Sunglasses for Every Face:

  1. Square. If you have a square face with a strong jaw, you'll look best in round sunglasses because curved shapes will complement angular features. You'll want to avoid sunglasses with flat, straight bottoms. The most flattering round sunglasses will be a pair of oversized sunglasses.

  2. Triangle. A triangular or heart-shaped face has a wide forehead and narrow chin. Choose sunglasses that are slightly rounded or oval-shaped to soften your face. Aviator sunglasses are especially flattering on your face shape because they angle inward at the bottom edge.

  3. Oblong. A long or oblong face calls for frames that create a strong horizontal line, like wraparound sunglasses. To shorten an oblong face, look for designer sunglasses that have a heavier top than bottom or styles that have more detail along the top.

  4. Round. A round face has the most noticeable curves. To help make your face appear longer and leaner, your fashion sunglasses should have the fewest curves. Rectangular frames and square sunglasses will be the most flattering.

  5. Oval. An oval face has gently rounded curves that work with almost any style, from sport sunglasses to fashion sunglasses.

Measuring for Women's Sunglasses

  1. Find the right size. Sunglasses measurements are given in millimeters and have three numbers: the width of the lens, the distance between the two lenses and the length of each arm. For example, you may see the measurement "60 - 16 - 115." This means that each lens will be 60 millimeters wide, the bridge across your nose will be 16 millimeters, and each arm will be 115 millimeters along each side of your head.

  2. Measure yourself. Stand in front of a mirror with a ruler or measuring tape and measure at the widest point of your face. Then measure the width at the top of your nose, where the sunglasses will sit; this is the middle number. Take the total measurement, made at the widest point of you face, and subtract the bridge size, then divide it in half; this is your lens size.

  3. Pick a style. Designer sunglasses will be most flattering when they are the same width as the widest part of your face.
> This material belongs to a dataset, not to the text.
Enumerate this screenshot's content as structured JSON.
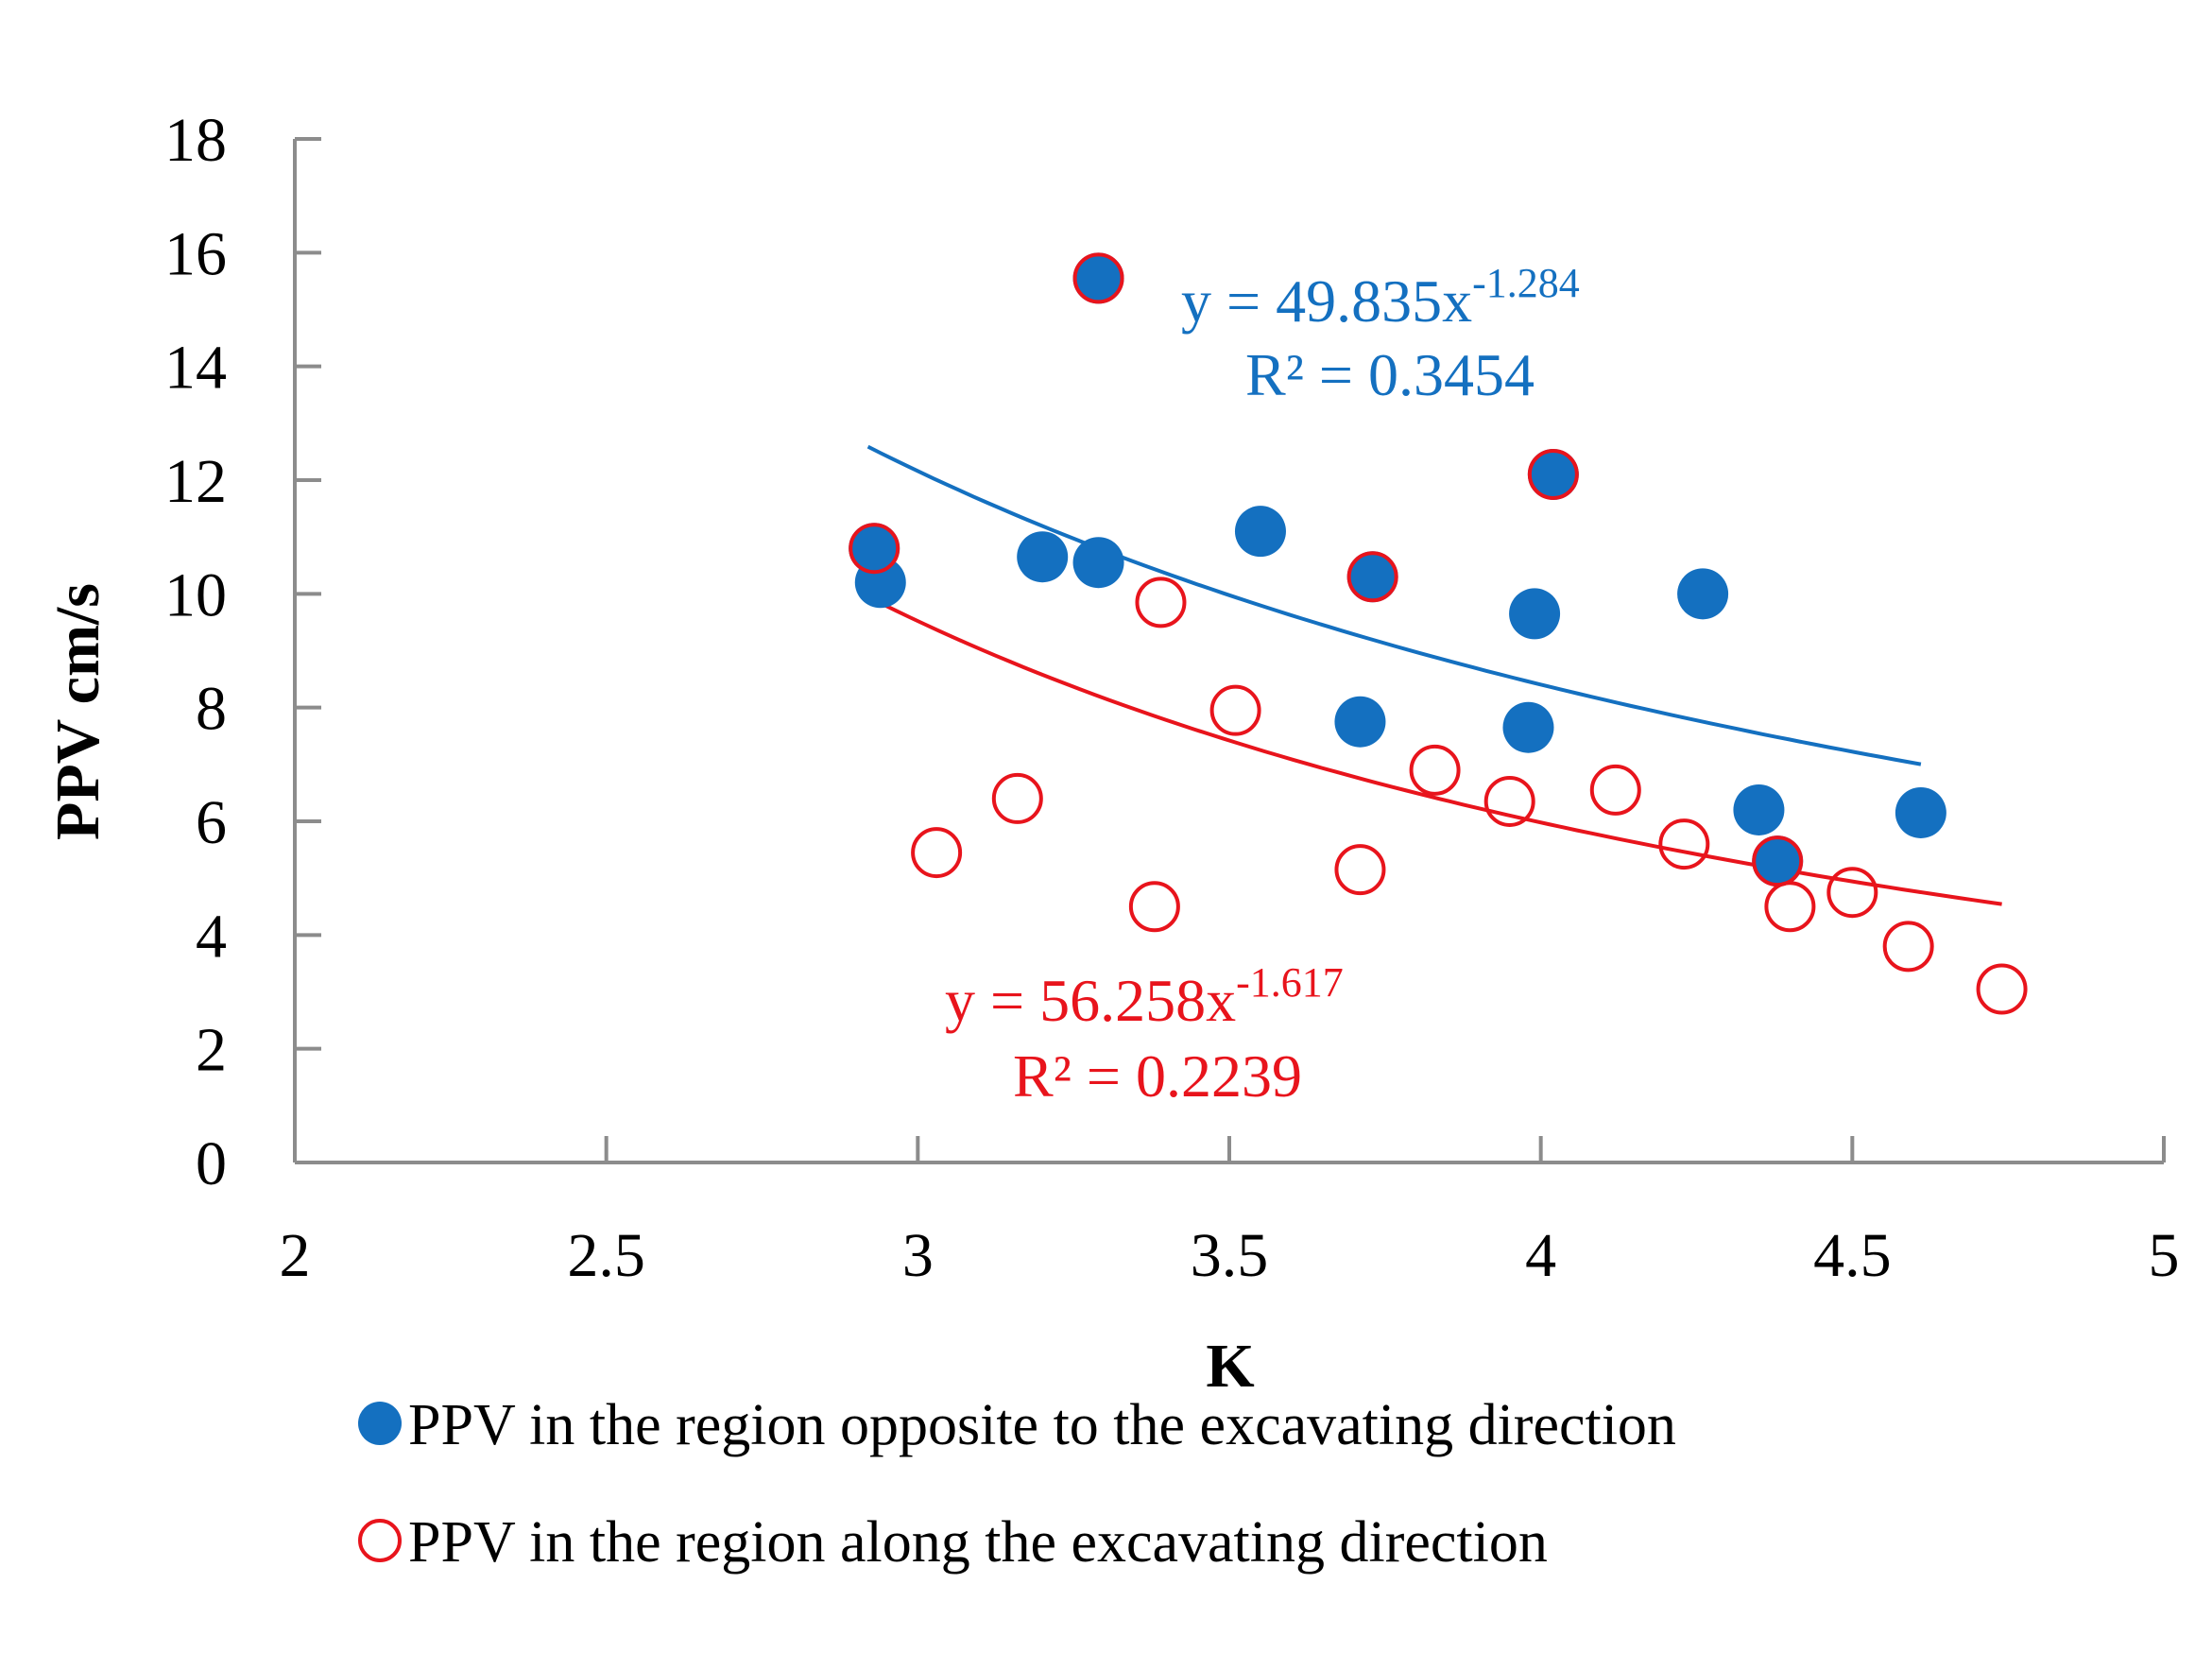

You'll want to consider the measurements of sunglasses when you are online shopping and can't try them on. Remember that a millimeter is very small; if you decided that 60 millimeters is your perfect lens size, but you love a pair of aviator sunglasses or square sunglasses that measure 62 millimeters, you feel good knowing that they will probably still fit well.

Protecting Your Eyes

  1. Shield your eyes. Be sure that the sunglasses you buy have at least 60 percent UVA protection and 95 to 99 percent UVB protection. If the brand-name sunglasses or even discounted wraparound sunglasses you like don't have any UV protection, you may want to pass on that pair and keep shopping. Luckily, these days, most sunglasses do have full UV protection.

  2. Save your skin. Sunglasses can also protect the delicate skin around your eyes, especially if you choose a pair of oversized sunglasses. When you aren't squinting into the sun, you aren't as likely to get little wrinkles around your eyes. Brand-name sunglasses that wrap around your eyes will also keep your skin looking more youthful.

  3. Choose colored lenses. Buy sunglasses with brown or amber lenses when you need high-contrast vision to see well during sports, and find frames with grey lenses for driving so that your vision is not distorted.